Publication du LGL-TPE dans la revue Geophysical Research Letters. Communiqué de presse du 13 janvier 2022.

Dans une nouvelle étude publiée dans Geophysical Research Letters, deux scientifiques – Chloé Michaut de l’École normale supérieure de Lyon1  et Jerome A. Neufeld de l’Université de Cambridge2  proposent un nouveau modèle de cristallisation de l'océan magmatique lunaire.  Dans ce dernier, les cristaux restent en suspension à l'intérieur de la Lune et la formation de la croûte ne commence que lorsqu'une teneur en cristaux critique est atteinte.

Les grandes étendues blanchâtres sur la Lune visibles à l’œil nu, les Terres Hautes ou Highlands, sont essentiellement faites de roches nommées anorthosites, constituées à plus de 90% par un minéral léger et riche en Calcium, l’anorthite. Elles ont pu être échantillonnées par la mission Apollo 11 et datées avec des âges extrêmement primitifs (4.3 – 4.5 Ga). L’anorthosite est une roche que l’on trouve dans les chambres magmatiques fossiles sur Terre et qui est issue de la cristallisation fractionnée du magma dans ces chambres. Produire un tel volume d’anorthosite sur la Lune nécessite un océan de magma global.
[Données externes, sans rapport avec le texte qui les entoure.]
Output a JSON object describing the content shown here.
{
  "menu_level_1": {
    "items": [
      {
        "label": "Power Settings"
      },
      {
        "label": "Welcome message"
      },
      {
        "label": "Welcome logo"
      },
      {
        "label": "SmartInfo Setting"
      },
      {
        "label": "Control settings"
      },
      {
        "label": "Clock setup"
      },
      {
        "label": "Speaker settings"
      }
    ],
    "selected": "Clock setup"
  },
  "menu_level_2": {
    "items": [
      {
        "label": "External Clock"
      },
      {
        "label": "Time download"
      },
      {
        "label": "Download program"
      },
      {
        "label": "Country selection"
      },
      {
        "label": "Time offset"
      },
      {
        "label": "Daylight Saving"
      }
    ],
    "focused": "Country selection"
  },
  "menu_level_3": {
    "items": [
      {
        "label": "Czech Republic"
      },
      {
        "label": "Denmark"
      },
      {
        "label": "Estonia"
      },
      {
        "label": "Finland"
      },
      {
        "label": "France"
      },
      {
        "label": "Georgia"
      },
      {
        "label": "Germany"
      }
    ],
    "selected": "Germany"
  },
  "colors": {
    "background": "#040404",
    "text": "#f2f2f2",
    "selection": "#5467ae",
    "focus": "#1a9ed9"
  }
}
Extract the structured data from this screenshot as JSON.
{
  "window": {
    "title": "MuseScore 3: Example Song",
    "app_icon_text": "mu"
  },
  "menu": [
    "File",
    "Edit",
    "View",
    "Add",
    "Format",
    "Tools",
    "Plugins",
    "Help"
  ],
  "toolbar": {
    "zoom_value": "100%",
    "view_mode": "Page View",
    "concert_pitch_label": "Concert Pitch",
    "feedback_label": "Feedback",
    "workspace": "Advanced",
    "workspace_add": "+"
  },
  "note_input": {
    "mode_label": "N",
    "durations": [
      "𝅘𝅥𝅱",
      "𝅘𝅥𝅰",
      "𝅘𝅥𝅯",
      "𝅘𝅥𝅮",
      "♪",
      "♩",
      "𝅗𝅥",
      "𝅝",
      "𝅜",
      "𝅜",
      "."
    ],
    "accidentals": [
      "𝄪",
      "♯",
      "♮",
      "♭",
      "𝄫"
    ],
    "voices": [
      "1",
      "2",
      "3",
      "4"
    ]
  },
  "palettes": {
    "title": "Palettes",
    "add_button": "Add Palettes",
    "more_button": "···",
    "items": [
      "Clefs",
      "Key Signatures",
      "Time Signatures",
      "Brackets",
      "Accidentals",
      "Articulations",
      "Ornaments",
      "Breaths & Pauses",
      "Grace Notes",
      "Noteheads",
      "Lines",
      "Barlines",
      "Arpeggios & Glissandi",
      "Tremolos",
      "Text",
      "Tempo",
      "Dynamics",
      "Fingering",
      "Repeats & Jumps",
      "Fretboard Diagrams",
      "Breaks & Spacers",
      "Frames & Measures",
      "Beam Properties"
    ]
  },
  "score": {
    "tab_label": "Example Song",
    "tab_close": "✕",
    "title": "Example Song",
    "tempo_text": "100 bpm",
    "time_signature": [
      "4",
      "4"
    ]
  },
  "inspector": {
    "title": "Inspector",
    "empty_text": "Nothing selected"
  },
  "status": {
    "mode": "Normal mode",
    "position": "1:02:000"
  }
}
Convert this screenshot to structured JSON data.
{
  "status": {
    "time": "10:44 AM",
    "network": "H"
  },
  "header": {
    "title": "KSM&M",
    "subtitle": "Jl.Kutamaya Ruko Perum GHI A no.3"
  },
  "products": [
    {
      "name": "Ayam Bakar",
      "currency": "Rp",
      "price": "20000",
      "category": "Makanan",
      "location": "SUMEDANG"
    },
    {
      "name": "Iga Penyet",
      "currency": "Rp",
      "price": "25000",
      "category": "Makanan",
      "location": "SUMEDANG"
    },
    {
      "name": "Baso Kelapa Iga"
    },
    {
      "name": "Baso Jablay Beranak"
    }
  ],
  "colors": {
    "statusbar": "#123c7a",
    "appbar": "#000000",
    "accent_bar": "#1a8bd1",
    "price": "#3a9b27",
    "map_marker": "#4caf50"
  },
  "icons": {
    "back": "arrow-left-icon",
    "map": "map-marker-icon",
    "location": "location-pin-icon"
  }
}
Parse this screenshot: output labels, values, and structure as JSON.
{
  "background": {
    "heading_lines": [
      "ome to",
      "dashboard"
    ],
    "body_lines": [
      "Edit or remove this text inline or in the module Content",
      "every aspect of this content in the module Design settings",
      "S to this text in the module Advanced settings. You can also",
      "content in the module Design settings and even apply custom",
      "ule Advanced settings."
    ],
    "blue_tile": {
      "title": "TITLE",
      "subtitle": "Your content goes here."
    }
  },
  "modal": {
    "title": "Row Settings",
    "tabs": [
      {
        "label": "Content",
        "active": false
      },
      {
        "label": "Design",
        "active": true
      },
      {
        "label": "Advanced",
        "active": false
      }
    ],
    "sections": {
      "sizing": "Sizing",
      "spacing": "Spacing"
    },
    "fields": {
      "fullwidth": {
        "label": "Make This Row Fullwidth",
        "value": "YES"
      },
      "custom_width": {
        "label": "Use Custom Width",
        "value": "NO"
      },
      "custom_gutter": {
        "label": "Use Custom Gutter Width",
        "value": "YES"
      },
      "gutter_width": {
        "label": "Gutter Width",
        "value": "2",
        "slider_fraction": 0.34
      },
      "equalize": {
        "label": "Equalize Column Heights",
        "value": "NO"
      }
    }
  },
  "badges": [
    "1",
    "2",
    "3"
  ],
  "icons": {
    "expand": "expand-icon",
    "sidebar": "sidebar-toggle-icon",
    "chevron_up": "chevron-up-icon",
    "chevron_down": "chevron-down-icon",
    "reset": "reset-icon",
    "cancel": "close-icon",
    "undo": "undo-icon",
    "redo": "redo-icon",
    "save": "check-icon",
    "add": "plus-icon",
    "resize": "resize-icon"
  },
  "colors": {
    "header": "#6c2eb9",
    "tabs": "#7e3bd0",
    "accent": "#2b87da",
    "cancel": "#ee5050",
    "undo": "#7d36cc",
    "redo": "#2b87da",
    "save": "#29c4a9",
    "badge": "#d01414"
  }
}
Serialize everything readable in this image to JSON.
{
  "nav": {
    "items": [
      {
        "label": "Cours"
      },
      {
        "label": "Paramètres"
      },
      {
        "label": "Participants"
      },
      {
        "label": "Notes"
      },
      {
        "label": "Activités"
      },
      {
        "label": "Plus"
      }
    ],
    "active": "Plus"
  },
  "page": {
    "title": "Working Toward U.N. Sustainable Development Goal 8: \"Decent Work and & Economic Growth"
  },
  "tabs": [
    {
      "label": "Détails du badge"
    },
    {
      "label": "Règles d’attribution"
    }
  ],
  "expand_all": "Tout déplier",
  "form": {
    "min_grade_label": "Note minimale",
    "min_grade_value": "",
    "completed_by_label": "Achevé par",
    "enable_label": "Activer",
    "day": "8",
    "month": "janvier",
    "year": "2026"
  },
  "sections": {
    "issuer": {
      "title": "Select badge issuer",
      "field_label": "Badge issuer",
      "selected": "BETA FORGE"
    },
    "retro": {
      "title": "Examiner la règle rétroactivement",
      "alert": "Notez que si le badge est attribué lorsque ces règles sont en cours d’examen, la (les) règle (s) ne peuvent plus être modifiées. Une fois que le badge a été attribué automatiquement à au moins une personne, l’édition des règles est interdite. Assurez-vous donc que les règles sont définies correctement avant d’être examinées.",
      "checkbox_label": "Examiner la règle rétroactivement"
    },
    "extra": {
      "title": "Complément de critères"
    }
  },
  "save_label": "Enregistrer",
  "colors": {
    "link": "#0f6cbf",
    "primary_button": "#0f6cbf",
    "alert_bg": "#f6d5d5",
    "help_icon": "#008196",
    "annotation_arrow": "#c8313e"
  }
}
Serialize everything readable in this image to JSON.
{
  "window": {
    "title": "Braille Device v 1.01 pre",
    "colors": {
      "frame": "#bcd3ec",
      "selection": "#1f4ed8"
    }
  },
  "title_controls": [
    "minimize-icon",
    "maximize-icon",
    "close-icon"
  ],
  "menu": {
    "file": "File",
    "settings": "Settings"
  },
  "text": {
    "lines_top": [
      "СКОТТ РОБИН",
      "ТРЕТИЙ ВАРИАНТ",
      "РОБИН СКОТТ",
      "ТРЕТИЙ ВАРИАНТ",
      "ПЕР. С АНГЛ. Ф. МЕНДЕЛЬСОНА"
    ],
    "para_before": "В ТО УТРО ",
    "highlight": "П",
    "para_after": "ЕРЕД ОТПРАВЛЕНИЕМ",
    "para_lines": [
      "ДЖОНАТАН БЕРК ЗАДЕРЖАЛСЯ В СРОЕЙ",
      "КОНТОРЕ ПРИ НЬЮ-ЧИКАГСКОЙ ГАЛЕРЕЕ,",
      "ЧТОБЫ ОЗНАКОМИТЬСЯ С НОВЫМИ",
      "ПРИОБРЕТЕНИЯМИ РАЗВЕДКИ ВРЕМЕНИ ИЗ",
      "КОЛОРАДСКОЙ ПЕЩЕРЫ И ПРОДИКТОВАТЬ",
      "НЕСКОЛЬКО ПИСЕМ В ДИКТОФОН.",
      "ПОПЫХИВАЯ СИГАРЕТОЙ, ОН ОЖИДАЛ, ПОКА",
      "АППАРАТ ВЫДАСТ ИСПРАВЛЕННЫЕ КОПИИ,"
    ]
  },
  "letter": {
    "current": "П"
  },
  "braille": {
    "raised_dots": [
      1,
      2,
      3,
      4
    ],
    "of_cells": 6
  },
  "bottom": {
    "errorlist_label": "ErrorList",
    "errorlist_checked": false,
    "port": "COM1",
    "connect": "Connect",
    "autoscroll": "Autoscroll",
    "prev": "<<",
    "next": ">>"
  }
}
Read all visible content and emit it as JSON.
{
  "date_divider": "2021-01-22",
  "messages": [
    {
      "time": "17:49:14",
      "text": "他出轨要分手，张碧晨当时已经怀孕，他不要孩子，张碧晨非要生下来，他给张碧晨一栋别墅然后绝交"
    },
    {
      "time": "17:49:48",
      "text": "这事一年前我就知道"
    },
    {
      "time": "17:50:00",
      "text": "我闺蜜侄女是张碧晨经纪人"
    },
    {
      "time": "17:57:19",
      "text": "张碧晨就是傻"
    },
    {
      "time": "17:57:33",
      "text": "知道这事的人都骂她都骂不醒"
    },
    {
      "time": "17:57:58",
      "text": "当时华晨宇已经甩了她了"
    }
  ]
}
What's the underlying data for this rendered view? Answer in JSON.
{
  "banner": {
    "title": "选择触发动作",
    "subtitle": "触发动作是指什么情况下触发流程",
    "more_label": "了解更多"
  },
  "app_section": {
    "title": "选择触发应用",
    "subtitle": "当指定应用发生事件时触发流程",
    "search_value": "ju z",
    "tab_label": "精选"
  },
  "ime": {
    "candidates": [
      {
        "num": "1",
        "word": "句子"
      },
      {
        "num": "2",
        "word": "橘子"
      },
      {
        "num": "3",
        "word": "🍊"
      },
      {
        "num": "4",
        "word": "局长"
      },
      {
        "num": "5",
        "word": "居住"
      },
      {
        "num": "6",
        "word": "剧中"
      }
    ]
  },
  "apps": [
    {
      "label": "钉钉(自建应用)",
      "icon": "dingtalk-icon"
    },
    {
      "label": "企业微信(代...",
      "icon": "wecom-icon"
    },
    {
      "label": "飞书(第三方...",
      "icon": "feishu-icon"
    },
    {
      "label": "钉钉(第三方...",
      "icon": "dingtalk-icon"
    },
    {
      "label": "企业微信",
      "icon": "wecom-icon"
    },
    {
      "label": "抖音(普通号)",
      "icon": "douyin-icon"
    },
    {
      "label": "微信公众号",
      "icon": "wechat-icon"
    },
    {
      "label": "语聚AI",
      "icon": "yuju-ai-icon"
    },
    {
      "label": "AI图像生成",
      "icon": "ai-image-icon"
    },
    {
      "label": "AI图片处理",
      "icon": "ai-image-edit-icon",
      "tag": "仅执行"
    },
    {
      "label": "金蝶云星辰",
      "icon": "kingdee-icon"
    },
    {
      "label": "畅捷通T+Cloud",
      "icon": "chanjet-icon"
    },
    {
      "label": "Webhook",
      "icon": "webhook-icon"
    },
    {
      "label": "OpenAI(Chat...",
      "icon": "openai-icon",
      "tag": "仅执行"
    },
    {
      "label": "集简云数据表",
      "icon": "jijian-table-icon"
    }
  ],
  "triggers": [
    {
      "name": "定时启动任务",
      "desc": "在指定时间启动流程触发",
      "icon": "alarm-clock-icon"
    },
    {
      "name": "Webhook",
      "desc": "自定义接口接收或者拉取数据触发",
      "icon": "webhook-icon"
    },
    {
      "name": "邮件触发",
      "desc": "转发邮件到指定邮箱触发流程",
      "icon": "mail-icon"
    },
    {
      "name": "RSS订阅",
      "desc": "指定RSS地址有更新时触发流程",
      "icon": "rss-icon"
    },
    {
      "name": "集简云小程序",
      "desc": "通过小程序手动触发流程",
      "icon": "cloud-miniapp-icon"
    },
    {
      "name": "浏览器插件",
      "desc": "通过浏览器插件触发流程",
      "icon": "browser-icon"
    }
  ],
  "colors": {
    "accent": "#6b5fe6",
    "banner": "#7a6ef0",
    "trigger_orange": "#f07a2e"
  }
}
Le scénario classique de solidification de l’océan de magma lunaire propose que cette croûte se serait formée par flottaison des cristaux d’anorthite légers en surface de l’océan de magma lunaire, les cristaux plus lourds d’olivine se sédimentant à la base de l’océan. Ce modèle de flottaison explique élégamment la formation précoce de ces Terres Hautes anorthositiques.

Schéma d’un océan de magma de type boue cristalline
Schéma d’un océan de magma de type boue cristalline
Schéma du modèle avec une croûte eutectique, une couche stagnante avec extraction de liquides mantelliques et un manteau convectif sous la forme d'une boue cristalline
© C. Michaut/J. A. Neufeld

De nombreuses météorites lunaires ont depuis été analysées et la surface de la Lune a été étudiée depuis l’espace. Les anorthosites lunaires apparaissent plus hétérogènes dans leur composition que ne le suggèrent les échantillons d'anorthosite ferreuses des missions Apollo, contredisant le scénario de flottaison où l'océan de magma lunaire est la source commune à toutes les anorthosites. La gamme d'âge des anorthosites ferreuses s’étale sur plus de 200 Ma, ce qui semble également difficile à concilier avec un océan de magma essentiellement liquide dont le temps caractéristique de solidification est inférieur à ~100 Ma. Une réévaluation de l'histoire de la solidification de cet océan de magma semble donc nécessaire.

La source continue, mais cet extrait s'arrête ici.